The memcpy() function is perfectly fine. The C11 bounds checking functions were introduced as part of reducing the chance of buffer overflow defects.

Document N1967, Field Experience With Annex K — Bounds Checking Interfaces, in the section Unnecessary Uses has this to say:

A widespread fallacy originated by Microsoft's deprecation of the standard functions [DEPR] in an effort to increase the adoption of the APIs is that every call to the standard functions is necessarily unsafe and should be replaced by one to the "safer" API. As a result, security-minded teams sometimes naively embark on months-long projects rewriting their working code and dutifully replacing all instances of the "deprecated" functions with the corresponding APIs. This not only leads to unnecessary churn and raises the risk of injecting new bugs into correct code, it also makes the rewritten code less efficient.

The sizeof operator is a compile time operator which means that the size calculation is done by what ever information is available to the compiler at the time of compilation. This is why using the operator can be problematic and a source of runtime errors when used with pointers and arrays.
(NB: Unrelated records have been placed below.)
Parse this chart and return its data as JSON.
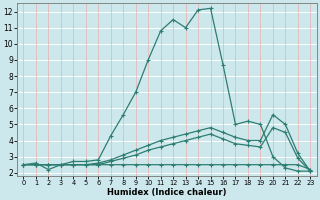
{
  "xlabel": "Humidex (Indice chaleur)",
  "ylabel": "",
  "bg_color": "#cde8ec",
  "line_color": "#2e7d72",
  "xlim": [
    -0.5,
    23.5
  ],
  "ylim": [
    1.8,
    12.5
  ],
  "xticks": [
    0,
    1,
    2,
    3,
    4,
    5,
    6,
    7,
    8,
    9,
    10,
    11,
    12,
    13,
    14,
    15,
    16,
    17,
    18,
    19,
    20,
    21,
    22,
    23
  ],
  "yticks": [
    2,
    3,
    4,
    5,
    6,
    7,
    8,
    9,
    10,
    11,
    12
  ],
  "curve_max": {
    "x": [
      0,
      1,
      2,
      3,
      4,
      5,
      6,
      7,
      8,
      9,
      10,
      11,
      12,
      13,
      14,
      15,
      16,
      17,
      18,
      19,
      20,
      21,
      22,
      23
    ],
    "y": [
      2.5,
      2.6,
      2.2,
      2.5,
      2.7,
      2.7,
      2.8,
      4.3,
      5.6,
      7.0,
      9.0,
      10.8,
      11.5,
      11.0,
      12.1,
      12.2,
      8.7,
      5.0,
      5.2,
      5.0,
      3.0,
      2.3,
      2.1,
      2.1
    ]
  },
  "curve_mean": {
    "x": [
      0,
      1,
      2,
      3,
      4,
      5,
      6,
      7,
      8,
      9,
      10,
      11,
      12,
      13,
      14,
      15,
      16,
      17,
      18,
      19,
      20,
      21,
      22,
      23
    ],
    "y": [
      2.5,
      2.5,
      2.5,
      2.5,
      2.5,
      2.5,
      2.6,
      2.8,
      3.1,
      3.4,
      3.7,
      4.0,
      4.2,
      4.4,
      4.6,
      4.8,
      4.5,
      4.2,
      4.0,
      4.0,
      5.6,
      5.0,
      3.2,
      2.1
    ]
  },
  "curve_p75": {
    "x": [
      0,
      1,
      2,
      3,
      4,
      5,
      6,
      7,
      8,
      9,
      10,
      11,
      12,
      13,
      14,
      15,
      16,
      17,
      18,
      19,
      20,
      21,
      22,
      23
    ],
    "y": [
      2.5,
      2.5,
      2.5,
      2.5,
      2.5,
      2.5,
      2.5,
      2.7,
      2.9,
      3.1,
      3.4,
      3.6,
      3.8,
      4.0,
      4.2,
      4.4,
      4.1,
      3.8,
      3.7,
      3.6,
      4.8,
      4.5,
      2.9,
      2.1
    ]
  },
  "curve_min": {
    "x": [
      0,
      1,
      2,
      3,
      4,
      5,
      6,
      7,
      8,
      9,
      10,
      11,
      12,
      13,
      14,
      15,
      16,
      17,
      18,
      19,
      20,
      21,
      22,
      23
    ],
    "y": [
      2.5,
      2.5,
      2.5,
      2.5,
      2.5,
      2.5,
      2.5,
      2.5,
      2.5,
      2.5,
      2.5,
      2.5,
      2.5,
      2.5,
      2.5,
      2.5,
      2.5,
      2.5,
      2.5,
      2.5,
      2.5,
      2.5,
      2.5,
      2.2
    ]
  }
}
Increasing the warning level of the compiler and using a static code analysis tool can help find these problem areas.

Because the sizeof operator is a compile time operator, there isn't a much you can do for a compiler error or warning though your particular compiler may have a warning level you can set that will do this type of check.

What I have done is to have a Preprocessor macro that I can use for a run time check in debug builds or special release builds used in verification that will be removed when doing a release build for production in order to remove the checking overhead.

So if you have source such as:

uint8_t mybuffer[4];
float f;
memcpy(&f, mybuffer, sizeof(mybuffer));

that will be have the correct number of bytes because the array mybuffer[4] along with its actual size is available to the compiler.

However I would actually prefer the following modification by specifying the size of the target for the memcpy() instead. This ensures that there will not be a buffer overflow even if the source size is incorrect.

uint8_t mybuffer[4];
float f;
memcpy(&f, mybuffer, sizeof(f));

where problems with the sizeof operator develop is when the compiler is unable to deduce the size of the array or the size of the object whose address is in a pointer. Using it with array declarations of function arguments isn't safe either.

If you have a function int xxx (int a[5]) and in that function you try using the sizeof operator to get the array size in bytes, what you will probably get is the size of an int * instead.